Oscar Winner ‘I’m Still Here’ Gets Shout-Out as Exec From Brazil’s Globo Touts Theatrical Window

In Uncategorized
June 18, 2025

Conecta Fiction & Entertainment, taking place in Cuenca, Spain, this week, may be mostly a TV industry gathering, but Brazil’s Oscar-winning movie I’m Still Here, directed by Walter Salles and starring Fernanda Torres, got a big shout-out at the event on Wednesday. 

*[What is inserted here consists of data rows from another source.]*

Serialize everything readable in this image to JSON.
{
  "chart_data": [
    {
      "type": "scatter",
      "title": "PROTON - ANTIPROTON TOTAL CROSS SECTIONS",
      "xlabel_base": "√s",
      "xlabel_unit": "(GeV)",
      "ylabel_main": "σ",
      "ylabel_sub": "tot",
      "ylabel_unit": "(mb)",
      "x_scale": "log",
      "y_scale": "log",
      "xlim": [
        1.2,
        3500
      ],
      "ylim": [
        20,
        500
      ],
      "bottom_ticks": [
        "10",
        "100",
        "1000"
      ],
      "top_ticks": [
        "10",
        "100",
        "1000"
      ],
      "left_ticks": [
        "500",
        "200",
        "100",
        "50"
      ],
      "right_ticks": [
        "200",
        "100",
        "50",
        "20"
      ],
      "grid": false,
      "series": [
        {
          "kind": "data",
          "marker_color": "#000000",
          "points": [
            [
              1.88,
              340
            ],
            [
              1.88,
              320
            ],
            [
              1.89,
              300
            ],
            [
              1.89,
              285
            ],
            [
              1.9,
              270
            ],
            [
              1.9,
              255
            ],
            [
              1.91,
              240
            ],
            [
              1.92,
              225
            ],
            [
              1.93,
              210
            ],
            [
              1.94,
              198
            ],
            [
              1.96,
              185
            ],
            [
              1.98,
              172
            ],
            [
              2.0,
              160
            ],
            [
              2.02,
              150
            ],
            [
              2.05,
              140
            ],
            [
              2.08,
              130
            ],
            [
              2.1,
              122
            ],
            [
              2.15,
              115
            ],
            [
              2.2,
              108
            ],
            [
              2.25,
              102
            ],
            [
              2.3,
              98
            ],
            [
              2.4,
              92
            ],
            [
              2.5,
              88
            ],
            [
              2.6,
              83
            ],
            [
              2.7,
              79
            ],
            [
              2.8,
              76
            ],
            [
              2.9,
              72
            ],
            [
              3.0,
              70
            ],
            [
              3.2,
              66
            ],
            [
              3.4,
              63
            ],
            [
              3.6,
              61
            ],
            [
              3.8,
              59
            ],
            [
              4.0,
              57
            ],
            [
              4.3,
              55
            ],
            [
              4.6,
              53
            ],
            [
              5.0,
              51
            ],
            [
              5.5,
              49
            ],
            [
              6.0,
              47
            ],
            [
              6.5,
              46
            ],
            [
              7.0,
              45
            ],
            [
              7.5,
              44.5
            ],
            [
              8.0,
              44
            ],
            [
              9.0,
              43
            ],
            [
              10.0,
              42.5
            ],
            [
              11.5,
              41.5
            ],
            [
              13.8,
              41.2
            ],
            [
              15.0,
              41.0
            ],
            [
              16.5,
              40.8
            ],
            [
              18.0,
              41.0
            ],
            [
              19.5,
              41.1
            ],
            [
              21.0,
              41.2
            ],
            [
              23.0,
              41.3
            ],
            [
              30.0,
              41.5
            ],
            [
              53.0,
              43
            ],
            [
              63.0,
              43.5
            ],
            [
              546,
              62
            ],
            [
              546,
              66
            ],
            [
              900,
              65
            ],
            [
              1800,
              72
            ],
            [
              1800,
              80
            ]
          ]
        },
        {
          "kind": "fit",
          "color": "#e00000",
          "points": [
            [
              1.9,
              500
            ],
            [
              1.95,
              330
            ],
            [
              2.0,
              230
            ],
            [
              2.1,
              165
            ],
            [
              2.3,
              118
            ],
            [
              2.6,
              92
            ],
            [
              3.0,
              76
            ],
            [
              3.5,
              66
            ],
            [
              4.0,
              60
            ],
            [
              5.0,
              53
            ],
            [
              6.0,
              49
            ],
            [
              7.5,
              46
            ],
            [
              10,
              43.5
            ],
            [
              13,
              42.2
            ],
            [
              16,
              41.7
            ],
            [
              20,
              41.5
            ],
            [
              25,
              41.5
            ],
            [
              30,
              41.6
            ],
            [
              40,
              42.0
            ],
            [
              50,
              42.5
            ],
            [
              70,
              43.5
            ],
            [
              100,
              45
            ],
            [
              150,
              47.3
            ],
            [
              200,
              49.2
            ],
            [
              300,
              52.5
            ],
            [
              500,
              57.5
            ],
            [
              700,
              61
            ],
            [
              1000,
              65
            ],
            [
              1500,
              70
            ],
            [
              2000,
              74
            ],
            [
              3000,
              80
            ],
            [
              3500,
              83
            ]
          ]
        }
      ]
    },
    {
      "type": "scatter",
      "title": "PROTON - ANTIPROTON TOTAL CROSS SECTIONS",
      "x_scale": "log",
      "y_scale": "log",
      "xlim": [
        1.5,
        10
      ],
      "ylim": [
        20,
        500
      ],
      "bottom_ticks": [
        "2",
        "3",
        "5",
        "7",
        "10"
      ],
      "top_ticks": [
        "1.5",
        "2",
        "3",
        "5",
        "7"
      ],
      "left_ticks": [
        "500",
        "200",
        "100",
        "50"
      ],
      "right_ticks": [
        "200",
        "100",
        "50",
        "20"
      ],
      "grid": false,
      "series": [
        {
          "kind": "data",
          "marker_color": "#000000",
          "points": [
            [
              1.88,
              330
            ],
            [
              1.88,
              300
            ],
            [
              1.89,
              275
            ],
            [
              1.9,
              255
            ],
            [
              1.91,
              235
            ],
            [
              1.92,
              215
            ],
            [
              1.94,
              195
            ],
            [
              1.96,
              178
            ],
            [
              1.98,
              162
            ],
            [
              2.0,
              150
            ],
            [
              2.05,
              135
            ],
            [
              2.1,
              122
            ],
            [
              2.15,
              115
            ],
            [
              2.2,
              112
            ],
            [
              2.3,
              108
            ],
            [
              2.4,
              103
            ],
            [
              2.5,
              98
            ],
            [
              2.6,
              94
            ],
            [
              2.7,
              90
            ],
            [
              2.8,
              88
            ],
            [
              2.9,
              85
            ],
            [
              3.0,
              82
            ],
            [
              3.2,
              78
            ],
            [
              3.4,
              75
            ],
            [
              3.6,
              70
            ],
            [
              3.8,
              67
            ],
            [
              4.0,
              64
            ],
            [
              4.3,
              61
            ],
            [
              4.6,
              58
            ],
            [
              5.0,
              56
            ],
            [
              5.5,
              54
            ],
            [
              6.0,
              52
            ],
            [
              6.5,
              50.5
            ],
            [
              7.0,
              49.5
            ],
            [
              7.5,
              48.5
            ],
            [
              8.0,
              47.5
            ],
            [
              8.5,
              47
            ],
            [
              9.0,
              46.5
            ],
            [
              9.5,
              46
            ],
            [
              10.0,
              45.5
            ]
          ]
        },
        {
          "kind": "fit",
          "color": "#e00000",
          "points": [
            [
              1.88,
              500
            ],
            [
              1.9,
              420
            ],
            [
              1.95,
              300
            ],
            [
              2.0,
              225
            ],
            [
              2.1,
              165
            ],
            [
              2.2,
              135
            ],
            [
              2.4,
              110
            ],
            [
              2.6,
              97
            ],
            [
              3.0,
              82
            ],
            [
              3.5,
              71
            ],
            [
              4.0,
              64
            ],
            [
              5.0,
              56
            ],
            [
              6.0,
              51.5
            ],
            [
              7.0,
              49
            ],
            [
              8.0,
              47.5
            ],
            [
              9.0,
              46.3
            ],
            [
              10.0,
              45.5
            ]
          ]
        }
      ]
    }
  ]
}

Alex Medeiros, head of drama, documentaries & film at Brazilian media and entertainment giant Grupo Globo‘s streaming service Globoplay, appeared at Conecta in a session entitled “American Commissioners Uncovered,” and he touted the movie’s success. Highlighting that the story of a family broken apart by dictatorship was the first movie from the company after it merged its two film brands under the Globo Filmes banner, he said: “We’re extremely happy and proud that we won Brazil’s first-ever Oscar for best international feature.”

The executive then quipped: “Well, it’s only downhill from there, but this is really a great moment for us, and we hope to keep investing in the theatrical experience.”

Globo brings films to cinemas first and then to its streaming platform, and there is a good reason for that. “We still think that the better they do theatrically, the better they will do on the platform, and so far, that has been the case,” Medeiros explained.

Next up for Globo is School Without Walls, a film about a public school in one of Brazil’s biggest favelas directed by Cao Hamburger, that is a co-production of Brazil’s Gullane, Portugal’s Ukbar Filmes and France’s Playtime Group that is also backed by Telecine. Julio Andrade stars as an inspirational headteacher in the movie.

“We are shooting in two weeks,” Medeiros shared at Conecta. “We have high hopes for this movie. It’s a beautiful, true story about a guy who implements a very revolutionary methodology in a school in a very difficult area of Sao Paulo.”

On Tuesday at Conecta, executives from the likes of Gaumont Television and Warner Bros. Discovery had discussed their original programming plans and the state of the TV industry.